Ghana’s Interior Minister, Muntaka Mohammed Mubarak, has announced sweeping changes to the national security services recruitment process after the deadly stampede at the El-Wak Sports Stadium that killed six young applicants. His plan shifts the entire system toward safety, tighter crowd management, and smaller screening batches.
Speaking on Joy FM’s Super Morning Show on Monday, November 17, the minister said the revamped recruitment window will now run until December 19, giving agencies enough time to process applicants without repeating the chaotic conditions that led to the disaster.
The centrepiece of the reforms is a strict rule: no more than 1,000 applicants will be screened at any centre per day.
Decongesting the Centres: More Locations, Smaller Crowds
To avoid dangerous overcrowding, the minister said the security services—GAF, Police, Immigration—will dramatically increase the number of screening sites nationwide. The Greater Accra Region, which typically sees the largest applicant turnout, will see the biggest expansion.
He outlined the scale of the new plan. Some cities will host up to 15 screening centres, with agencies instructed to secure any venue big enough to be adapted for safe screening.
He noted that the police have previously operated as many as eight centres, but the new system demands far more. Accra alone could see centres spread across locations such as the Accra Sports Stadium and the Legon Sports Stadium.

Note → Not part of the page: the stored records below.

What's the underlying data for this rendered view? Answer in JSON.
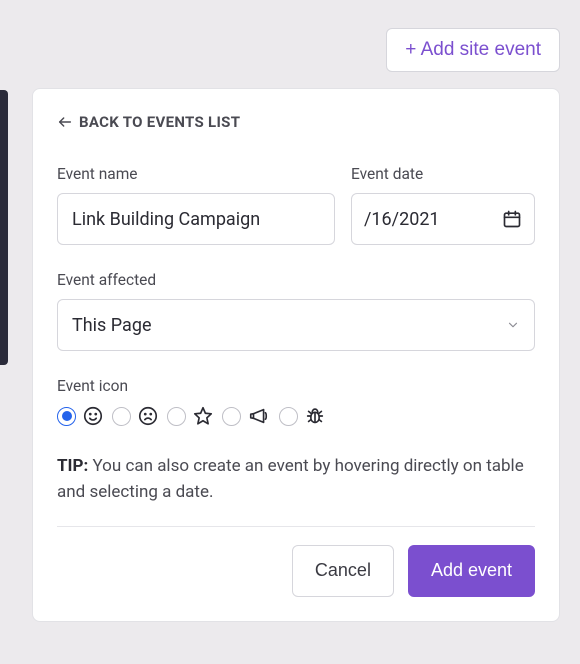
{
  "top_button": {
    "label": "+ Add site event"
  },
  "back": {
    "label": "BACK TO EVENTS LIST"
  },
  "fields": {
    "name": {
      "label": "Event name",
      "value": "Link Building Campaign"
    },
    "date": {
      "label": "Event date",
      "value": "/16/2021"
    },
    "affected": {
      "label": "Event affected",
      "value": "This Page"
    },
    "icon": {
      "label": "Event icon"
    }
  },
  "icons": {
    "options": [
      {
        "name": "happy-face-icon",
        "selected": true
      },
      {
        "name": "sad-face-icon",
        "selected": false
      },
      {
        "name": "star-icon",
        "selected": false
      },
      {
        "name": "megaphone-icon",
        "selected": false
      },
      {
        "name": "bug-icon",
        "selected": false
      }
    ]
  },
  "tip": {
    "label": "TIP:",
    "text": "You can also create an event by hovering directly on table and selecting a date."
  },
  "footer": {
    "cancel": "Cancel",
    "submit": "Add event"
  }
}
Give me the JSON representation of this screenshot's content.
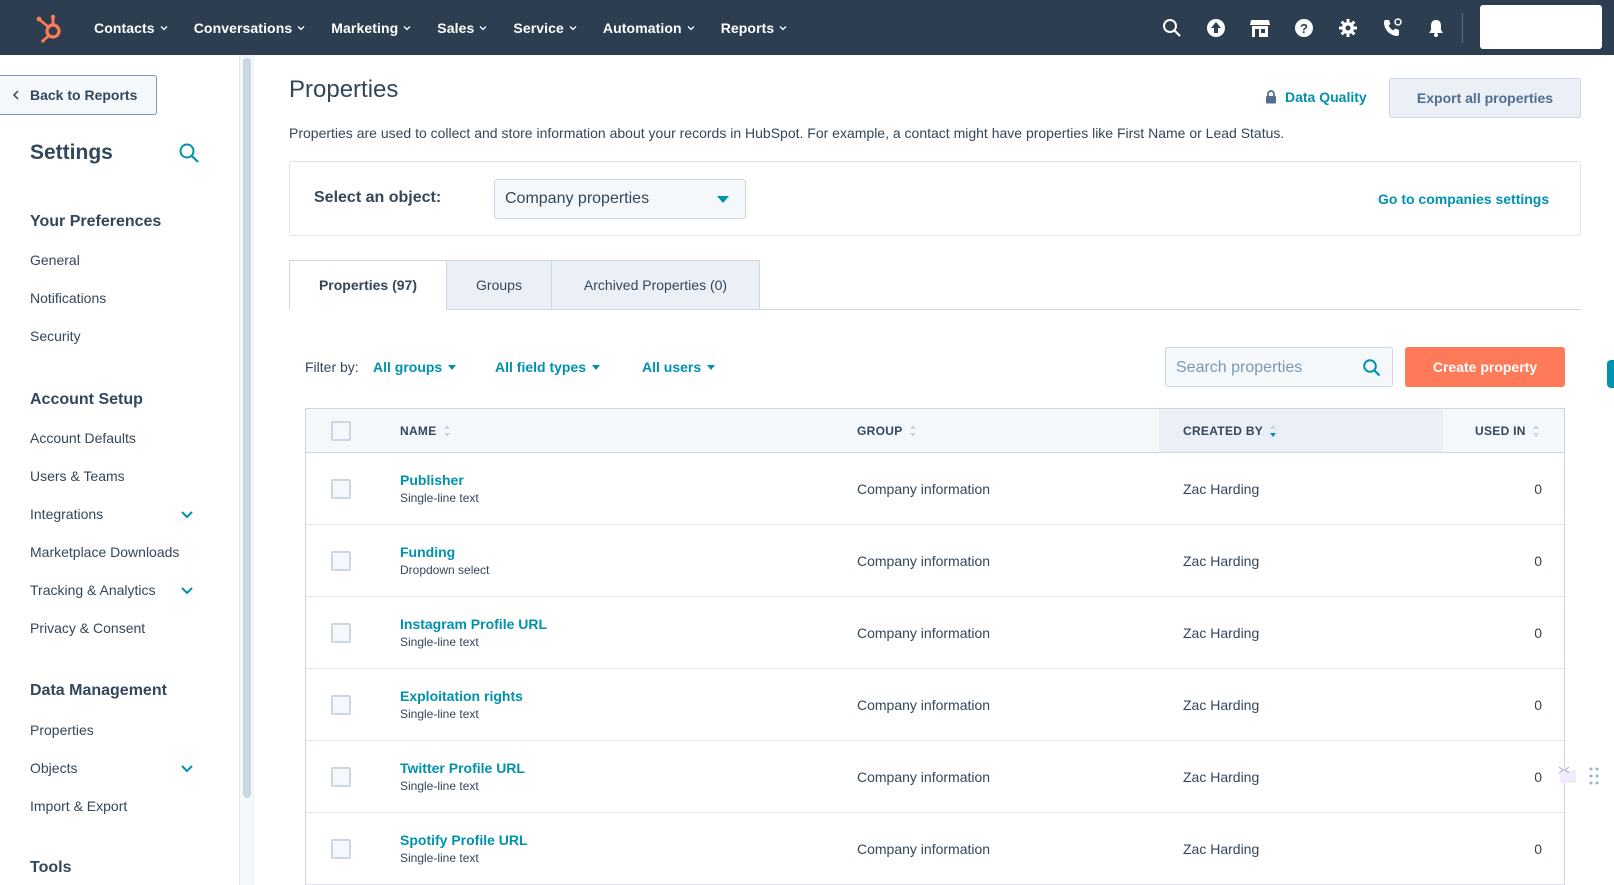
{
  "topnav": {
    "items": [
      "Contacts",
      "Conversations",
      "Marketing",
      "Sales",
      "Service",
      "Automation",
      "Reports"
    ],
    "icons": [
      "search-icon",
      "upgrade-icon",
      "marketplace-icon",
      "help-icon",
      "settings-icon",
      "calling-icon",
      "notifications-icon"
    ]
  },
  "sidebar": {
    "back_label": "Back to Reports",
    "title": "Settings",
    "sections": [
      {
        "title": "Your Preferences",
        "items": [
          "General",
          "Notifications",
          "Security"
        ]
      },
      {
        "title": "Account Setup",
        "items": [
          "Account Defaults",
          "Users & Teams",
          "Integrations",
          "Marketplace Downloads",
          "Tracking & Analytics",
          "Privacy & Consent"
        ]
      },
      {
        "title": "Data Management",
        "items": [
          "Properties",
          "Objects",
          "Import & Export"
        ]
      },
      {
        "title": "Tools",
        "items": []
      }
    ]
  },
  "main": {
    "title": "Properties",
    "data_quality": "Data Quality",
    "export_label": "Export all properties",
    "description": "Properties are used to collect and store information about your records in HubSpot. For example, a contact might have properties like First Name or Lead Status.",
    "object_label": "Select an object:",
    "object_value": "Company properties",
    "goto_label": "Go to companies settings",
    "tabs": [
      "Properties (97)",
      "Groups",
      "Archived Properties (0)"
    ],
    "filter_label": "Filter by:",
    "filters": [
      "All groups",
      "All field types",
      "All users"
    ],
    "search_placeholder": "Search properties",
    "create_label": "Create property"
  },
  "table": {
    "columns": {
      "name": "NAME",
      "group": "GROUP",
      "created_by": "CREATED BY",
      "used_in": "USED IN"
    },
    "rows": [
      {
        "name": "Publisher",
        "type": "Single-line text",
        "group": "Company information",
        "created_by": "Zac Harding",
        "used_in": "0"
      },
      {
        "name": "Funding",
        "type": "Dropdown select",
        "group": "Company information",
        "created_by": "Zac Harding",
        "used_in": "0"
      },
      {
        "name": "Instagram Profile URL",
        "type": "Single-line text",
        "group": "Company information",
        "created_by": "Zac Harding",
        "used_in": "0"
      },
      {
        "name": "Exploitation rights",
        "type": "Single-line text",
        "group": "Company information",
        "created_by": "Zac Harding",
        "used_in": "0"
      },
      {
        "name": "Twitter Profile URL",
        "type": "Single-line text",
        "group": "Company information",
        "created_by": "Zac Harding",
        "used_in": "0"
      },
      {
        "name": "Spotify Profile URL",
        "type": "Single-line text",
        "group": "Company information",
        "created_by": "Zac Harding",
        "used_in": "0"
      }
    ]
  },
  "colors": {
    "nav_bg": "#2d3e50",
    "accent": "#0091ae",
    "primary_button": "#ff7a59",
    "text": "#33475b"
  }
}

The Daily 1,000-Person Cap
The minister made it clear that safety, not venue size, will determine capacity. Every centre will operate under a fixed daily limit: 1,000 applicants, split into 500 in the morning and 500 in the afternoon.
He pushed back against suggestions that massive venues could safely handle larger groups.
Using the Accra Sports Stadium as an example, he explained that even if the stadium can seat 40,000 people, the real danger lies outside where applicants gather and jostle to enter. The new quota is framed as a non-negotiable safeguard to ensure there is no repeat of the overcrowding that caused the El-Wak stampede.
Joint Security Operations for Crowd Control
A key feature of the new approach is tighter coordination across the security services. Crowd control, the minister said, can’t be left to the recruiting agency alone. Police, Immigration, and the Armed Forces will now assist one another when applicant numbers surge.
He stressed that a united approach will help manage the process smoothly and protect applicants throughout the recruitment period, which is set to end on December 19.